Eu ainda não acredito que fui capaz de deixá-la no momento que ela mais precisava de mim, eu não aceito o fato de que a última coisa que fiz ela sentir foi dor e que sua última lembrança de mim foi de eu a deixando.

-Ross.-Malu me chama, tirando-me dos meus devaneios.

-Oi.

-Eu perguntei como você está se sentindo?

-Bem, e você, Malu?

-Eu estou bem na medida do possível.

Malu veio até aqui para conversar comigo, a senhora Dickinson a convidou para jantar conosco e ela não exitou em vim. Estamos aqui, sentados no sofá após o jantar, tentando conversar sobre tudo que aconteceu, mesmo sendo um assunto delicado.

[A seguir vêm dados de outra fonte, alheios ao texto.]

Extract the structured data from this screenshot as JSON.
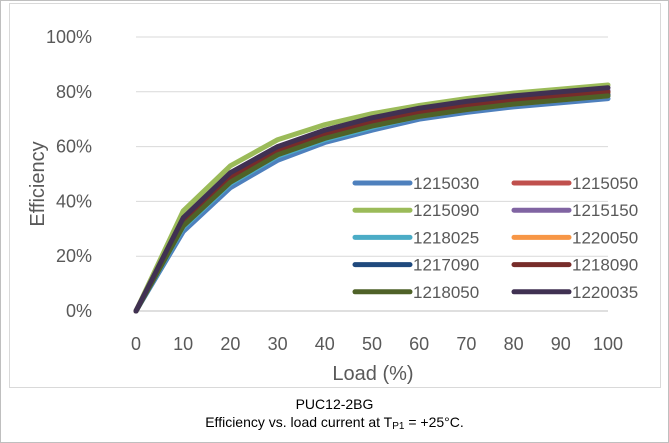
{
  "chart_data": {
    "type": "line",
    "xlabel": "Load (%)",
    "ylabel": "Efficiency",
    "x": [
      0,
      10,
      20,
      30,
      40,
      50,
      60,
      70,
      80,
      90,
      100
    ],
    "xlim": [
      0,
      100
    ],
    "ylim": [
      0,
      100
    ],
    "y_ticks": [
      "0%",
      "20%",
      "40%",
      "60%",
      "80%",
      "100%"
    ],
    "x_ticks": [
      "0",
      "10",
      "20",
      "30",
      "40",
      "50",
      "60",
      "70",
      "80",
      "90",
      "100"
    ],
    "grid": "horizontal",
    "legend_position": "inside-right",
    "series": [
      {
        "name": "1215030",
        "color": "#4e80bd",
        "values": [
          0,
          29,
          45,
          55,
          61.5,
          66,
          70,
          72.5,
          74.5,
          76,
          77.5
        ]
      },
      {
        "name": "1215050",
        "color": "#c0504d",
        "values": [
          0,
          33,
          49,
          58.5,
          64.5,
          69,
          72.5,
          75,
          77,
          78.5,
          80
        ]
      },
      {
        "name": "1215090",
        "color": "#9bbb59",
        "values": [
          0,
          36.5,
          53,
          62.5,
          68,
          72,
          75,
          77.5,
          79.5,
          81,
          82.5
        ]
      },
      {
        "name": "1215150",
        "color": "#8064a2",
        "values": [
          0,
          33.5,
          49.5,
          59,
          65,
          69.5,
          73,
          75.5,
          77.5,
          79,
          80.5
        ]
      },
      {
        "name": "1218025",
        "color": "#4bacc6",
        "values": [
          0,
          30.5,
          46.5,
          56.5,
          62.5,
          67,
          71,
          73.5,
          75.5,
          77,
          78.5
        ]
      },
      {
        "name": "1220050",
        "color": "#f79646",
        "values": [
          0,
          32,
          48,
          58,
          64,
          68.5,
          72,
          74.5,
          76.5,
          78,
          79.5
        ]
      },
      {
        "name": "1217090",
        "color": "#1f497d",
        "values": [
          0,
          31.5,
          47.5,
          57.5,
          63.5,
          68,
          71.5,
          74,
          76,
          77.5,
          79
        ]
      },
      {
        "name": "1218090",
        "color": "#772c2a",
        "values": [
          0,
          32.5,
          48.5,
          58.5,
          64.5,
          69,
          72.5,
          75,
          77,
          78.5,
          80
        ]
      },
      {
        "name": "1218050",
        "color": "#4f6228",
        "values": [
          0,
          31,
          47,
          57,
          63,
          67.5,
          71,
          73.5,
          75.5,
          77,
          78.5
        ]
      },
      {
        "name": "1220035",
        "color": "#403152",
        "values": [
          0,
          34,
          50.5,
          60,
          66,
          70.5,
          74,
          76.5,
          78.5,
          80,
          81.5
        ]
      }
    ]
  },
  "caption": {
    "line1": "PUC12-2BG",
    "line2_prefix": "Efficiency vs. load current at T",
    "line2_sub": "P1",
    "line2_suffix": " = +25°C."
  }
}
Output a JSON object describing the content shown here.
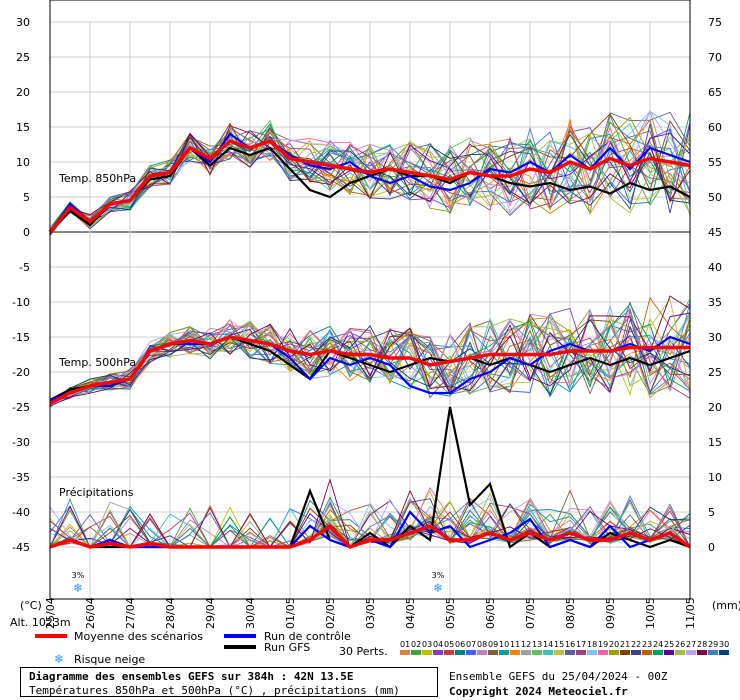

A senhora e o senhor Dickinson nos deixou a sós pois disse que seria mais fácil para mim conversar com alguém que entende melhor o que houve entre eu e a Muni.

-Malu, você não sente repulsão por mim?

-Não tem porque sentir, Ross, você não tem culpa pelo que aconteceu com ela.

-Mas eu a deixei.

-Você teve seus motivos, creio eu, acredito que tudo acontece com algum objetivo.

-Minha mãe também acreditava nisso e sempre me dizia que amar iria doer mais que qualquer coisa, mas eu não sabia que eu teria que passar por uma outra dor, para sentir a dor do amor.

-As vezes só queremos que alguém nos avise que teremos que passar pela dor ou aprender a mudar se quisermos o amor, e também que se quisermos confiança, teremos que dar nosso jeito, mas infelizmente ninguém nunca vai nos avisar isso enquanto há tempo, teremos que descobrir sozinhos.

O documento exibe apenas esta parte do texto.